At the Calcalist and Migdal Future of Finance conference, Electra Real Estate CEO Amir Yaniv said the company’s business model can withstand higher interest rates because it focuses on operating improvements after buying properties. He said that if rates do not fall, he will accelerate purchases in the company’s fifth fund, calling the situation an opportunity.
Yaniv said Electra Real Estate manages $5 billion of investor capital and $9 billion in assets, including about 35,000 rental housing units in the United States. He said the company ranks 27th among the largest U.S. multifamily firms. Its investors fall into three groups, Israeli institutional investors, foreign institutions mainly from the U.S., East Asia and Gulf states, and qualified private investors.
He said foreign institutional money typically takes about two years of due diligence, but is worth the effort because it is “the big money” and tends to stay if the company performs. Yaniv also said private qualified investors are a rapidly growing segment and now account for 30% of the assets under management. In his words, “the world is going toward the new rich, who are only getting richer.”
Yaniv argued that real estate is the largest slice of alternative investments and said U.S. rental housing is the best place to invest. He said the U.S. rental market totals $7 trillion, about one-third of Americans rent, and most of them live in multifamily housing, especially ages 25 to 35. He described a typical multifamily property as about 300 units with amenities such as a gym and pool.

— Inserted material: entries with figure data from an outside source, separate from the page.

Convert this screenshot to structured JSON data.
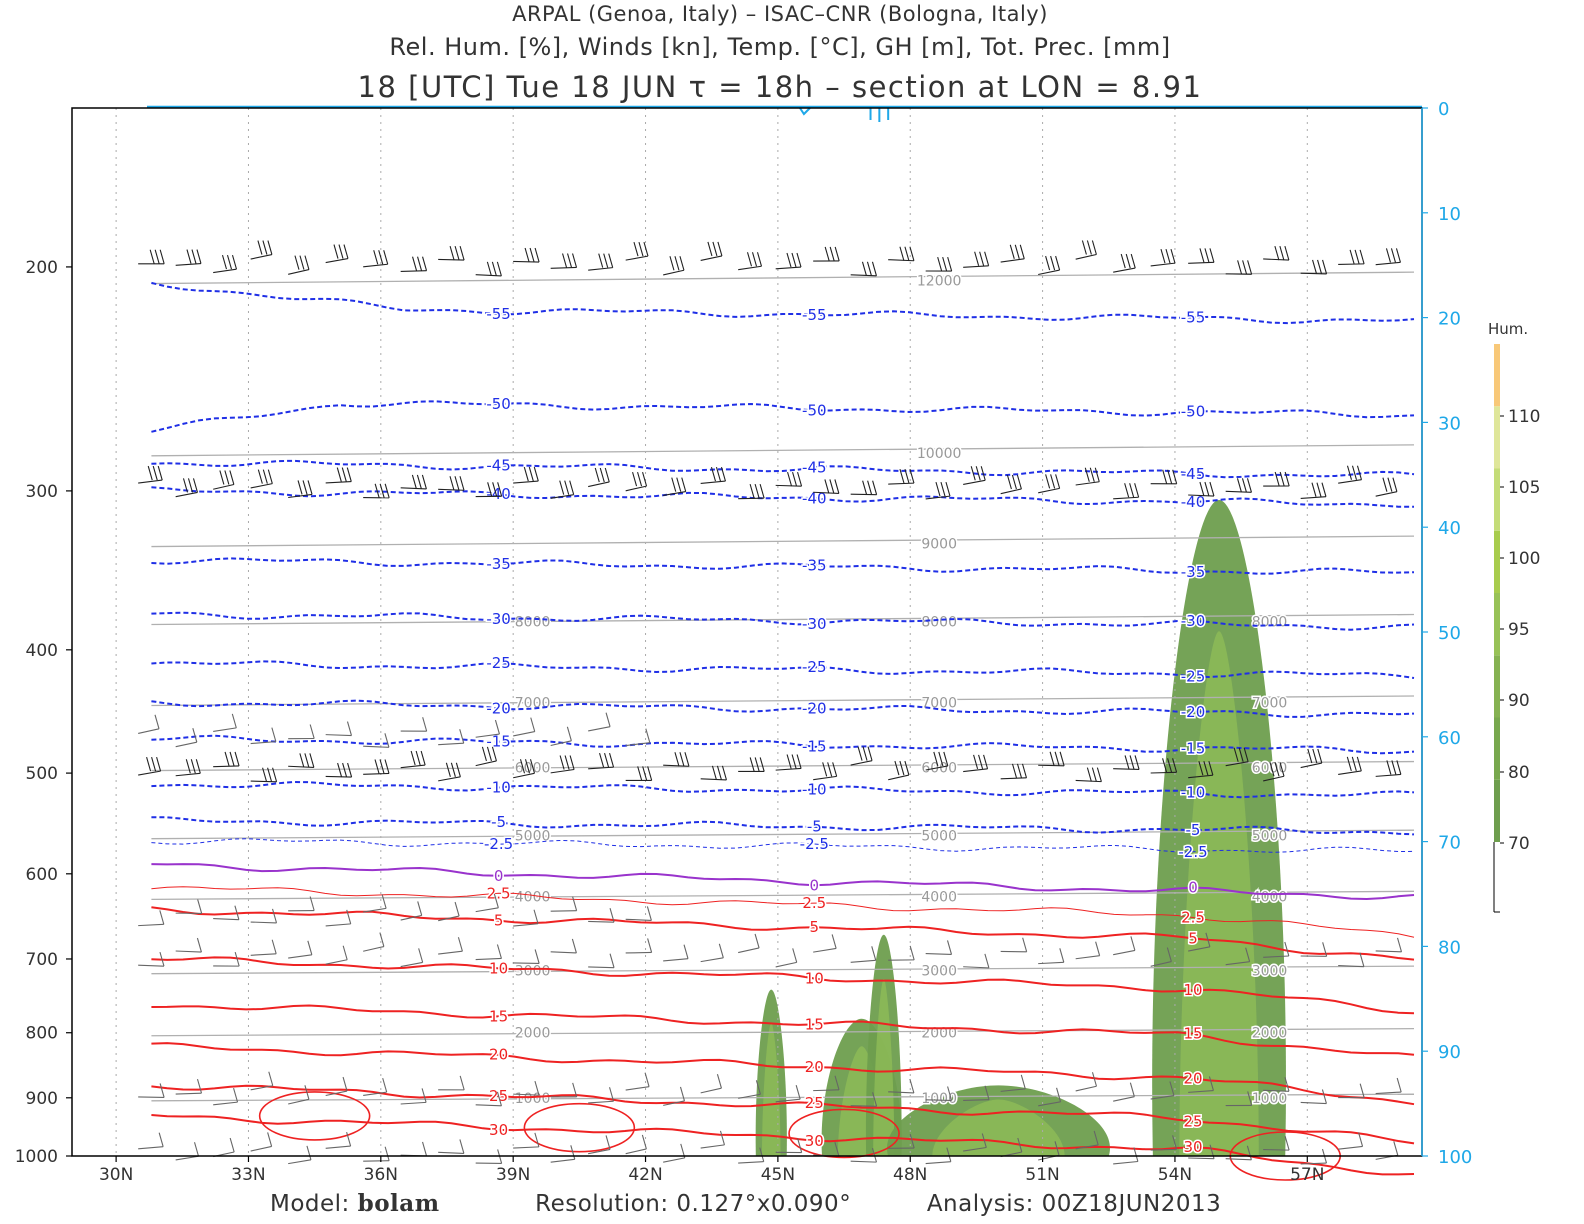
{
  "header": {
    "line1": "ARPAL (Genoa, Italy)  –  ISAC–CNR (Bologna, Italy)",
    "line2": "Rel. Hum. [%], Winds [kn], Temp. [°C], GH [m], Tot. Prec. [mm]",
    "line3": "18 [UTC] Tue 18 JUN  τ = 18h – section at LON = 8.91"
  },
  "footer": {
    "model_label": "Model:",
    "model_name": "bolam",
    "resolution": "Resolution: 0.127°x0.090°",
    "analysis": "Analysis: 00Z18JUN2013"
  },
  "colors": {
    "temp_negative": "#1f2fe6",
    "temp_positive": "#ee2222",
    "freezing": "#9933cc",
    "geopotential": "#b0b0b0",
    "precip_axis": "#1fa8e8",
    "humidity_dark": "#6e9e4e",
    "humidity_light": "#8fbb57"
  },
  "chart_data": {
    "type": "cross-section",
    "x_axis": {
      "ticks": [
        "30N",
        "33N",
        "36N",
        "39N",
        "42N",
        "45N",
        "48N",
        "51N",
        "54N",
        "57N"
      ],
      "range_deg_lat": [
        29.0,
        59.6
      ]
    },
    "y_axis_left": {
      "label": "",
      "ticks": [
        "200",
        "300",
        "400",
        "500",
        "600",
        "700",
        "800",
        "900",
        "1000"
      ],
      "range_hpa": [
        150,
        1000
      ],
      "scale": "log-pressure"
    },
    "y_axis_right": {
      "ticks": [
        "0",
        "10",
        "20",
        "30",
        "40",
        "50",
        "60",
        "70",
        "80",
        "90",
        "100"
      ],
      "range_mm": [
        0,
        100
      ]
    },
    "colorbar": {
      "title": "Hum.",
      "ticks": [
        "70",
        "80",
        "90",
        "95",
        "100",
        "105",
        "110"
      ]
    },
    "temperature_isotherms": [
      {
        "level": -55,
        "label": "-55",
        "pressure_hpa": 215
      },
      {
        "level": -50,
        "label": "-50",
        "pressure_hpa": 255
      },
      {
        "level": -45,
        "label": "-45",
        "pressure_hpa": 285
      },
      {
        "level": -40,
        "label": "-40",
        "pressure_hpa": 300
      },
      {
        "level": -35,
        "label": "-35",
        "pressure_hpa": 340
      },
      {
        "level": -30,
        "label": "-30",
        "pressure_hpa": 375
      },
      {
        "level": -25,
        "label": "-25",
        "pressure_hpa": 410
      },
      {
        "level": -20,
        "label": "-20",
        "pressure_hpa": 440
      },
      {
        "level": -15,
        "label": "-15",
        "pressure_hpa": 470
      },
      {
        "level": -10,
        "label": "-10",
        "pressure_hpa": 510
      },
      {
        "level": -5,
        "label": "-5",
        "pressure_hpa": 545
      },
      {
        "level": -2.5,
        "label": "-2.5",
        "pressure_hpa": 565
      },
      {
        "level": 0,
        "label": "0",
        "pressure_hpa": 590
      },
      {
        "level": 2.5,
        "label": "2.5",
        "pressure_hpa": 615
      },
      {
        "level": 5,
        "label": "5",
        "pressure_hpa": 640
      },
      {
        "level": 10,
        "label": "10",
        "pressure_hpa": 700
      },
      {
        "level": 15,
        "label": "15",
        "pressure_hpa": 760
      },
      {
        "level": 20,
        "label": "20",
        "pressure_hpa": 820
      },
      {
        "level": 25,
        "label": "25",
        "pressure_hpa": 880
      },
      {
        "level": 30,
        "label": "30",
        "pressure_hpa": 930
      }
    ],
    "geopotential_heights": [
      {
        "label": "12000",
        "pressure_hpa": 205
      },
      {
        "label": "10000",
        "pressure_hpa": 280
      },
      {
        "label": "9000",
        "pressure_hpa": 330
      },
      {
        "label": "8000",
        "pressure_hpa": 380
      },
      {
        "label": "7000",
        "pressure_hpa": 440
      },
      {
        "label": "6000",
        "pressure_hpa": 495
      },
      {
        "label": "5000",
        "pressure_hpa": 560
      },
      {
        "label": "4000",
        "pressure_hpa": 625
      },
      {
        "label": "3000",
        "pressure_hpa": 715
      },
      {
        "label": "2000",
        "pressure_hpa": 800
      },
      {
        "label": "1000",
        "pressure_hpa": 900
      }
    ],
    "humidity_regions": [
      {
        "lat_range": [
          53.5,
          56.5
        ],
        "pressure_range_hpa": [
          305,
          1000
        ]
      },
      {
        "lat_range": [
          46.0,
          47.8
        ],
        "pressure_range_hpa": [
          780,
          1000
        ]
      },
      {
        "lat_range": [
          47.0,
          47.8
        ],
        "pressure_range_hpa": [
          670,
          1000
        ]
      },
      {
        "lat_range": [
          44.5,
          45.2
        ],
        "pressure_range_hpa": [
          740,
          1000
        ]
      },
      {
        "lat_range": [
          47.5,
          52.5
        ],
        "pressure_range_hpa": [
          880,
          1000
        ]
      }
    ],
    "wind_barb_levels_hpa": [
      200,
      300,
      470,
      500,
      650,
      700,
      900,
      1000
    ]
  }
}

He said the model does not work as well in Israel because land is too expensive, mortgages cost more relative to apartments, and younger people there are less inclined to buy. He said Electra looks for strong locations, mainly in the U.S. Sun Belt, and for upside through underperforming or aging properties. The company buys, renovates, raises rents, cuts expenses, lifts operating profit by tens of percent, and then tries to sell.